When multiplying exponents with the same base, remember that it is much simpler than it looks. You simply need to add the exponents together. This rule is crucial and helps in preventing mistakes.
If you have an expression like: - \( a^m \times a^n \), where \(a\) is the base and \(m\) and \(n\) are the exponents, you can combine them by adding the exponents: - \( a^{m+n} \).
This rule makes handling expressions like \( b^{4/5} \times b^{4/5} \) straightforward. By adding \( 4/5 + 4/5 \), you get \( 8/5 \). As a result, the product of the exponents becomes \( b^{8/5} \).
Always make sure that the bases you are dealing with are the same. If they aren't, this rule doesn't apply. When they're matched, the multiplication of powers becomes as simple as addition.

Adding exponents is a part of operations like multiplying them. However, it's not a direct operation you perform on standalone exponents. In mathematics, adding exponents means adding their values during multiplication of like bases.

To break it down: if you see \( b^m \times b^n \), the exponent addition occurs because you're actually multiplying the base \(b\) added each time. This looks like \( b \times b \times b \)...a total of \( m+n \) times for our example.

• Recognize: \( b^{m+n} \) is the outcome of multiplication.
• Observe: The operation simplifies and combines repeated multiplication into a single power.

This means multiplication of the same base harnesses the addition of exponents. So, in practical terms, when you're asked to multiply and thereby add \( b^{4/5+4/5} \), you reach \( b^{8/5} \).
Adding exponents via multiplication of bases builds a simpler yet effective expression.
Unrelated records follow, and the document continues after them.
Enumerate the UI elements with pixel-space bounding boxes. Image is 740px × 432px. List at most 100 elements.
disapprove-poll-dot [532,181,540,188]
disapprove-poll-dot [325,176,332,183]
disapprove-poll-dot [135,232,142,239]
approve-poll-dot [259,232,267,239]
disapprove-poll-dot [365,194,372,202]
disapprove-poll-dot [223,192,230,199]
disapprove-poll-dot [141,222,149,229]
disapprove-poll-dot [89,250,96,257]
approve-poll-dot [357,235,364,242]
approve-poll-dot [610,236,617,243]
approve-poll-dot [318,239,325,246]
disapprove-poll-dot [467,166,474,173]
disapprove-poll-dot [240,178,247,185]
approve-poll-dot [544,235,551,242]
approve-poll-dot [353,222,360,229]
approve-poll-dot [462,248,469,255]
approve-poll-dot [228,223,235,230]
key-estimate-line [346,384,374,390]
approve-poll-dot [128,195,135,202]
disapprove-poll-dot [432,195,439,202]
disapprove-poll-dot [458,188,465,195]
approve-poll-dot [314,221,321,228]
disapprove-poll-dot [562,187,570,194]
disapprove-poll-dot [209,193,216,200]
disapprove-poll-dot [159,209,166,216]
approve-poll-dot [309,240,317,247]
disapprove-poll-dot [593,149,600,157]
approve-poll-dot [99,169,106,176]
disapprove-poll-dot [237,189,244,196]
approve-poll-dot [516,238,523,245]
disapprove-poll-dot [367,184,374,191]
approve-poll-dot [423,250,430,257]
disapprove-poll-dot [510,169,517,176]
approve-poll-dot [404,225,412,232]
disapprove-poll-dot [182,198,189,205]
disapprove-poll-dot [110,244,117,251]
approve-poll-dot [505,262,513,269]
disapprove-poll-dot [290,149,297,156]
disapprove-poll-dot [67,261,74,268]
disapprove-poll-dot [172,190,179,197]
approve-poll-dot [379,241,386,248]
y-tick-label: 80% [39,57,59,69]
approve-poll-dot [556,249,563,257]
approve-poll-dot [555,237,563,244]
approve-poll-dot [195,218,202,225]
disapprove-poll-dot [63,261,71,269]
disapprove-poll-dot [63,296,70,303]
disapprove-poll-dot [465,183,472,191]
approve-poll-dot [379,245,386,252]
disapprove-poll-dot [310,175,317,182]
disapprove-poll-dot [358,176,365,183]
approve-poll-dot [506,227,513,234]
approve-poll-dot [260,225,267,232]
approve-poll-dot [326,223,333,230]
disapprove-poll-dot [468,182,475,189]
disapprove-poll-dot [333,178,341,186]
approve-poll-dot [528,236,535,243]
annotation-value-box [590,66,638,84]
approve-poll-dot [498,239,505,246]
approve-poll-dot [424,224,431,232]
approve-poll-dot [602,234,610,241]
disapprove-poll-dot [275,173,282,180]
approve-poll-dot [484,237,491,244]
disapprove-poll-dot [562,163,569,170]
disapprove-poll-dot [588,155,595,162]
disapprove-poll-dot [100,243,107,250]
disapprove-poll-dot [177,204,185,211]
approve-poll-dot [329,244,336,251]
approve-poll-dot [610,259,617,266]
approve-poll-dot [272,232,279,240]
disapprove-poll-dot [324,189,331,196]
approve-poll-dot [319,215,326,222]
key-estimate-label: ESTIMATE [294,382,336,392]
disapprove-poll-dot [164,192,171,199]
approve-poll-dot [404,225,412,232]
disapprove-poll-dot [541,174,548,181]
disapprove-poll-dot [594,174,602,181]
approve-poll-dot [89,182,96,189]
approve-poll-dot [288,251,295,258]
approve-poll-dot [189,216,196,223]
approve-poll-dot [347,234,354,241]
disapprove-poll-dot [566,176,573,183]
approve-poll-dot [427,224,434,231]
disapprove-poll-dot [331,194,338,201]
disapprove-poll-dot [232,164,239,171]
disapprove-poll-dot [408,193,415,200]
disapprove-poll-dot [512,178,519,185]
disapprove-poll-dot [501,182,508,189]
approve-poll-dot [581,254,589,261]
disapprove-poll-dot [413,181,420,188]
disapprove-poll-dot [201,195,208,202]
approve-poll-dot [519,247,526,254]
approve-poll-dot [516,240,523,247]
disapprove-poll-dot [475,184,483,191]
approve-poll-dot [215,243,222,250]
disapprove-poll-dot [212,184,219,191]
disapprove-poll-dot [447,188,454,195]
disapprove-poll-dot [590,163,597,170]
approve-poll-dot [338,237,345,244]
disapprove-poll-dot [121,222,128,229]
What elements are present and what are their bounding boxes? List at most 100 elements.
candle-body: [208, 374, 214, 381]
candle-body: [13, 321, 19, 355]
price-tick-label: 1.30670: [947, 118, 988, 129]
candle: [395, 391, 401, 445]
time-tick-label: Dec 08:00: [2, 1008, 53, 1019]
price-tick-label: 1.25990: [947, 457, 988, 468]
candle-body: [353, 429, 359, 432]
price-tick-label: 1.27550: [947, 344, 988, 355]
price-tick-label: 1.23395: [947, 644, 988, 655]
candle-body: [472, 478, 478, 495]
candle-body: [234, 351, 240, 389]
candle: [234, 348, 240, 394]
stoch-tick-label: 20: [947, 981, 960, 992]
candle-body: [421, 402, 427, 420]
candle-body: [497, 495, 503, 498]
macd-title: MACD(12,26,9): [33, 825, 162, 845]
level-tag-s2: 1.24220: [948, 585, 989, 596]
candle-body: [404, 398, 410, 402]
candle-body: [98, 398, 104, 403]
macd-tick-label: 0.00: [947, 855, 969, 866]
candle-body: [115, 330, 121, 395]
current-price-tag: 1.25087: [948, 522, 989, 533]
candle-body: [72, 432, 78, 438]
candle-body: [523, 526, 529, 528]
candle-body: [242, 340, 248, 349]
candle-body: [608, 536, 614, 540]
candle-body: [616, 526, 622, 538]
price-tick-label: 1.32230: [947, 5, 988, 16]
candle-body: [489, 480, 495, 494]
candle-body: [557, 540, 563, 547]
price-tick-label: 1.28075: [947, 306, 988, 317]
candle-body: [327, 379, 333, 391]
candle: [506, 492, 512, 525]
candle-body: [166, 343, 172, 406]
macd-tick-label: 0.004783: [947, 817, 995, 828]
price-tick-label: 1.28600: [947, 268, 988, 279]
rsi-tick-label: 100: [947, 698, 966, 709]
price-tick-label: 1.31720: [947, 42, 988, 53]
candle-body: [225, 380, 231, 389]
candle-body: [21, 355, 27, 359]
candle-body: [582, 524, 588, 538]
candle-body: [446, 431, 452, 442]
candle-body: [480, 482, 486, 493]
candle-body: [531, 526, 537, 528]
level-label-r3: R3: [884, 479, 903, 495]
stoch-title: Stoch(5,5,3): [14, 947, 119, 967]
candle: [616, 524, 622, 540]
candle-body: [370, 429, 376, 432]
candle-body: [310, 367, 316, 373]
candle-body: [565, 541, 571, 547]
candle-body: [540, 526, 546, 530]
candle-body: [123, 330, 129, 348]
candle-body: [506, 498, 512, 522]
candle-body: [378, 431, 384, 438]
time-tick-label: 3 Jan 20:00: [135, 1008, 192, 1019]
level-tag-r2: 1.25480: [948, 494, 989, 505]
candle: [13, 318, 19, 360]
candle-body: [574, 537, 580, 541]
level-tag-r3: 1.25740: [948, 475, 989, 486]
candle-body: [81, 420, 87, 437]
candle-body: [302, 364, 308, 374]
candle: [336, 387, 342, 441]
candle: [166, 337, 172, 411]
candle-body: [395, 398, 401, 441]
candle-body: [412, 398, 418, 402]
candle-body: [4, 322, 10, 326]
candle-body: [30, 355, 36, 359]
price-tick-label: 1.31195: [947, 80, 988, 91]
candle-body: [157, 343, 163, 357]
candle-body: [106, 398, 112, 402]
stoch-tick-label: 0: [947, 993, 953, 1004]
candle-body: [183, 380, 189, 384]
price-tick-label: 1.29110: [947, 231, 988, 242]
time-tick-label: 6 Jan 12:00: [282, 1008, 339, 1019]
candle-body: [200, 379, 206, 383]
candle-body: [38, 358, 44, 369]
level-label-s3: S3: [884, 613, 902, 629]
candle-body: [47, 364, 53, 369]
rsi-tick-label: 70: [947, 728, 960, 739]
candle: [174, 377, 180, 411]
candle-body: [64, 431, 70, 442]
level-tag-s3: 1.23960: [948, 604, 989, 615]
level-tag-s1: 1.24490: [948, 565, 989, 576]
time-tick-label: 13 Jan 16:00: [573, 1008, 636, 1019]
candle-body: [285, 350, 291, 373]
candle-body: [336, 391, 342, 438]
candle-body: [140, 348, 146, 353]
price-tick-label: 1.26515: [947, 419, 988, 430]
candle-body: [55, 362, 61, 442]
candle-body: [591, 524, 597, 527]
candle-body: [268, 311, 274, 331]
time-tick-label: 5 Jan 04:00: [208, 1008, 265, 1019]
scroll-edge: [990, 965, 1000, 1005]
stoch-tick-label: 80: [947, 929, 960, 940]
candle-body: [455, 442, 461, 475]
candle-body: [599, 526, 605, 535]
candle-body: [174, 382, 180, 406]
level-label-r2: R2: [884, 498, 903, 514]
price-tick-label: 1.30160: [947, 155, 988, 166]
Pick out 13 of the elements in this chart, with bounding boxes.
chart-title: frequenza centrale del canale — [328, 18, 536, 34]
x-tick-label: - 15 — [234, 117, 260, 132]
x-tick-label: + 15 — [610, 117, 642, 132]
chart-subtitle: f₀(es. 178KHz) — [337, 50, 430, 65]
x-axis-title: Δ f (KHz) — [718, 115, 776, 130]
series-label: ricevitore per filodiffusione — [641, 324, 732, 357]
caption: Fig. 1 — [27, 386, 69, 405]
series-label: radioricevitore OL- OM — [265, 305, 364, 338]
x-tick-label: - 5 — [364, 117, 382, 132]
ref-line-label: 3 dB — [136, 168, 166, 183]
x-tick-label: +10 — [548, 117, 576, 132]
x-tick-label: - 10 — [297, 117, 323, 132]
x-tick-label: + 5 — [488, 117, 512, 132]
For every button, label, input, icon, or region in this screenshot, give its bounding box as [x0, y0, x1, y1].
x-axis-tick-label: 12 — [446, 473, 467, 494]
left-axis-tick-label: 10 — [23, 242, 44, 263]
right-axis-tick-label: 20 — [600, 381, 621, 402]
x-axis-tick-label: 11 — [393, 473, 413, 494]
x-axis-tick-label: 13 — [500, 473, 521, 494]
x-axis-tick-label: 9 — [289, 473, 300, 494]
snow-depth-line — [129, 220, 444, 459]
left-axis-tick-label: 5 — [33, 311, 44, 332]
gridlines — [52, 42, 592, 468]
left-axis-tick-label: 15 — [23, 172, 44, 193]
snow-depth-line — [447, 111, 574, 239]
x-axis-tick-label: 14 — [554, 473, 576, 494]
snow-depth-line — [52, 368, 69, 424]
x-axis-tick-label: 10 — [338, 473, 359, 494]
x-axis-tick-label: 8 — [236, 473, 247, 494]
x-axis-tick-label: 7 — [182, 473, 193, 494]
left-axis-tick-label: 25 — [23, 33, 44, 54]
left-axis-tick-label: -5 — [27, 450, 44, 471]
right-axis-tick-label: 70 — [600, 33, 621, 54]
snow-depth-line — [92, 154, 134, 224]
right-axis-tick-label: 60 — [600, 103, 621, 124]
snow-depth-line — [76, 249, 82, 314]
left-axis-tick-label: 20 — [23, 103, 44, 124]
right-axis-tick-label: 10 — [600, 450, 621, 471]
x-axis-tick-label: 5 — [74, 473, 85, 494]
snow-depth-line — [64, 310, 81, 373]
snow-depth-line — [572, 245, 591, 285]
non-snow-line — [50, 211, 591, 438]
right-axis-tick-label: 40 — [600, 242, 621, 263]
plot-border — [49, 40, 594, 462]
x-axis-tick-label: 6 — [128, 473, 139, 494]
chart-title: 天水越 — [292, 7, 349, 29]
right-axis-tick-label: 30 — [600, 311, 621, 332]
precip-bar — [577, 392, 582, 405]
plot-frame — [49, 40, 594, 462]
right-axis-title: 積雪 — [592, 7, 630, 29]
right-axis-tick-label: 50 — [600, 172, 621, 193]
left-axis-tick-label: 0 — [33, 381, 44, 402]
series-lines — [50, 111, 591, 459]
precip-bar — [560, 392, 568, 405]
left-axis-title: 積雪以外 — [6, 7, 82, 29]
Subtracting exponents is what you do when you divide like bases. It's an essential process enabling simplification of exponential expressions. Let's dig into this method.

When you have an expression such as \( \frac{b^m}{b^n} \): - The bases are the same, \(b\).
- The operation is to subtract the exponents: \( m - n \). This results in: - \( b^{m-n} \).
Say you're working with \( \frac{b^{8/5}}{b^{3/5}} \), you subtract: - \( 8/5 - 3/5 \), leaving \( 5/5 \), which simplifies to \( b^1 \).
Practically, subtraction here turns division of like bases into a manageable power expression. Once simplified to \( b^1 \), you recognize that any base to the power of one, like \( b \), just remains as itself.
Subtracting exponents, therefore, ensures expressions are concise and streamlined.